Multiple Reaction Pathways of Eight-Membered Rhodacycles in Rh-Catalyzed Annulations of 2-Alkenyl Phenols/Anilides with Alkynes

Density functional theory calculations were performed to study the competing pathways of rhodacycle intermediates generated in Rh(III)-catalyzed annulations of 2-alkenyl phenols and 2-alkenyl anilides with alkynes. The results show that the multiple pathways of eight-membered rhodacycles can be subtly tuned to give specific cyclic products.
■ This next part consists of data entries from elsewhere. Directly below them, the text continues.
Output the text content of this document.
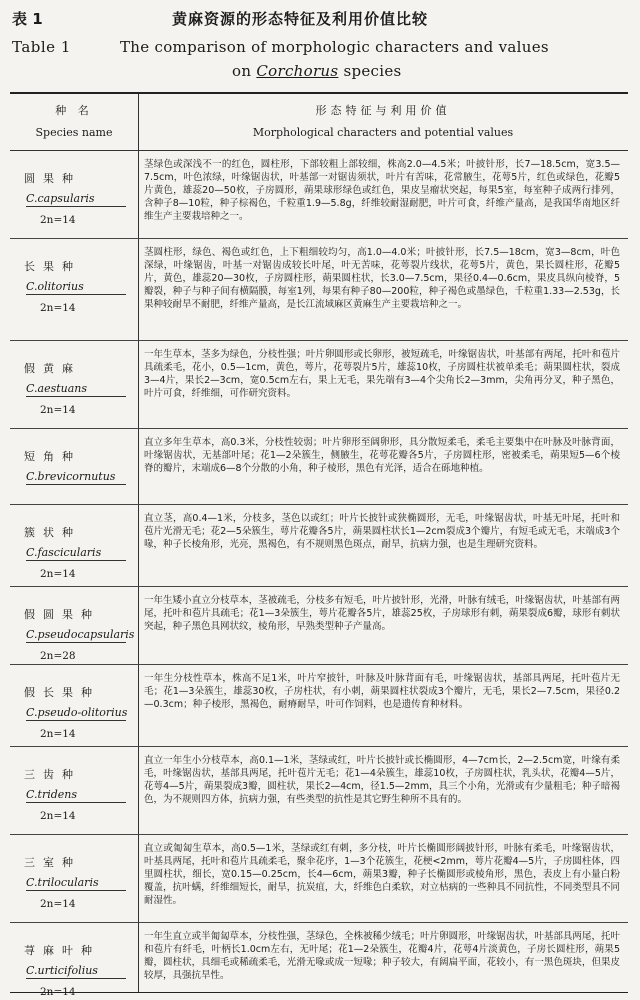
表 1	黄麻资源的形态特征及利用价值比较
Table 1	The comparison of morphologic characters and values
on Corchorus species
种 名
Species name
形态特征与利用价值
Morphological characters and potential values
圆果种
C.capsularis
2n=14
茎绿色或深浅不一的红色，圆柱形，下部较粗上部较细，株高2.0—4.5米；叶披针形，长7—18.5cm，宽3.5—7.5cm，叶色浓绿，叶缘锯齿状，叶基部一对锯齿须状，叶片有苦味，花常腋生，花萼5片，红色或绿色，花瓣5片黄色，雄蕊20—50枚，子房圆形，蒴果球形绿色或红色，果皮呈瘤状突起，每果5室，每室种子成两行排列，含种子8—10粒，种子棕褐色，千粒重1.9—5.8g，纤维较耐湿耐肥，叶片可食，纤维产量高，是我国华南地区纤维生产主要栽培种之一。
长果种
C.olitorius
2n=14
茎圆柱形，绿色、褐色或红色，上下粗细较均匀，高1.0—4.0米；叶披针形，长7.5—18cm，宽3—8cm，叶色深绿，叶缘锯齿，叶基一对锯齿成较长叶尾，叶无苦味，花萼裂片线状，花萼5片，黄色，果长圆柱形，花瓣5片，黄色，雄蕊20—30枚，子房圆柱形，蒴果圆柱状，长3.0—7.5cm，果径0.4—0.6cm，果皮具纵向棱脊，5瓣裂，种子与种子间有横隔膜，每室1列，每果有种子80—200粒，种子褐色或墨绿色，千粒重1.33—2.53g，长果种较耐旱不耐肥，纤维产量高，是长江流域麻区黄麻生产主要栽培种之一。
假黄麻
C.aestuans
2n=14
一年生草本，茎多为绿色，分枝性强；叶片卵圆形或长卵形，被短疏毛，叶缘锯齿状，叶基部有两尾，托叶和苞片具疏柔毛，花小，0.5—1cm，黄色，萼片，花萼裂片5片，雄蕊10枚，子房圆柱状被单柔毛；蒴果圆柱状，裂成3—4片，果长2—3cm，宽0.5cm左右，果上无毛，果先端有3—4个尖角长2—3mm，尖角再分叉，种子黑色，叶片可食，纤维细，可作研究资料。
短角种
C.brevicornutus
直立多年生草本，高0.3米，分枝性较弱；叶片卵形至阔卵形，具分散短柔毛，柔毛主要集中在叶脉及叶脉背面，叶缘锯齿状，无基部叶尾；花1—2朵簇生，侧腋生，花萼花瓣各5片，子房圆柱形，密被柔毛，蒴果短5—6个棱脊的瓣片，末端成6—8个分散的小角，种子棱形，黑色有光泽，适合在砾地种植。
簇状种
C.fascicularis
2n=14
直立茎，高0.4—1米，分枝多，茎色以或红；叶片长披针或狭椭圆形，无毛，叶缘锯齿状，叶基无叶尾，托叶和苞片光滑无毛；花2—5朵簇生，萼片花瓣各5片，蒴果圆柱状长1—2cm裂成3个瓣片，有短毛或无毛，末端成3个喙，种子长棱角形，光亮，黑褐色，有不规则黑色斑点，耐旱，抗病力强，也是生理研究资料。
假圆果种
C.pseudocapsularis
2n=28
一年生矮小直立分枝草本，茎被疏毛，分枝多有短毛，叶片披针形，光滑，叶脉有绒毛，叶缘锯齿状，叶基部有两尾，托叶和苞片具疏毛；花1—3朵簇生，萼片花瓣各5片，雄蕊25枚，子房球形有刺，蒴果裂成6瓣，球形有刺状突起，种子黑色具网状纹，棱角形，早熟类型种子产量高。
假长果种
C.pseudo-olitorius
2n=14
一年生分枝性草本，株高不足1米，叶片窄披针，叶脉及叶脉背面有毛，叶缘锯齿状，基部具两尾，托叶苞片无毛；花1—3朵簇生，雄蕊30枚，子房柱状，有小刺，蒴果圆柱状裂成3个瓣片，无毛，果长2—7.5cm，果径0.2—0.3cm；种子棱形，黑褐色，耐瘠耐旱，叶可作饲料，也是遗传育种材料。
三齿种
C.tridens
2n=14
直立一年生小分枝草本，高0.1—1米，茎绿或红，叶片长披针或长椭圆形，4—7cm长，2—2.5cm宽，叶缘有柔毛，叶缘锯齿状，基部具两尾，托叶苞片无毛；花1—4朵簇生，雄蕊10枚，子房圆柱状，乳头状，花瓣4—5片，花萼4—5片，蒴果裂成3瓣，圆柱状，果长2—4cm，径1.5—2mm，具三个小角，光滑或有少量粗毛；种子暗褐色，为不规则四方体，抗病力强，有些类型的抗性是其它野生种所不具有的。
三室种
C.trilocularis
2n=14
直立或匍匐生草本，高0.5—1米，茎绿或红有刺，多分枝，叶片长椭圆形阔披针形，叶脉有柔毛，叶缘锯齿状，叶基具两尾，托叶和苞片具疏柔毛，聚伞花序，1—3个花簇生，花梗<2mm，萼片花瓣4—5片，子房圆柱体，四里圆柱状，细长，宽0.15—0.25cm，长4—6cm，蒴果3瓣，种子长椭圆形或棱角形，黑色，表皮上有小量白粉覆盖，抗叶螨，纤维细短长，耐旱，抗炭疽，大，纤维色白柔软，对立枯病的一些种具不同抗性，不同类型具不同耐湿性。
荨麻叶种
C.urticifolius
2n=14
一年生直立或半匍匐草本，分枝性强，茎绿色，全株被稀少绒毛；叶片卵圆形，叶缘锯齿状，叶基部具两尾，托叶和苞片有纤毛，叶柄长1.0cm左右，无叶尾；花1—2朵簇生，花瓣4片，花萼4片淡黄色，子房长圆柱形，蒴果5瓣，圆柱状，具细毛或稀疏柔毛，光滑无喙或成一短喙；种子较大，有阔扁平面，花较小，有一黑色斑块，但果皮较厚，具强抗旱性。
The seven-membered oxacyclic and spirocyclic products from 2-alkenyl phenols are formed by favoring the pathway of dissociating the Rh-O bond of O- contained rhodacycles, which are followed by antarafacial nucleophilic attack. The indoline product from 2-alkenyl anilides is generated through the pathway of intramolecular olefin migratory insertion of the N-contained rhodacycle.

Automated summary

Density functional theory calculations were used to investigate the competing pathways of rhodacycle intermediates in Rh(III)-catalyzed annulations of 2-alkenyl phenols and 2-alkenyl anilides with alkynes. The results reveal that the multiple pathways of eight-membered rhodacycles can be subtly tuned to give specific cyclic products. The formation of different cyclic products from 2-alkenyl phenols and 2-alkenyl anilides is governed by different pathways involving the dissociation of Rh-O bond and intramolecular olefin migratory insertion, respectively.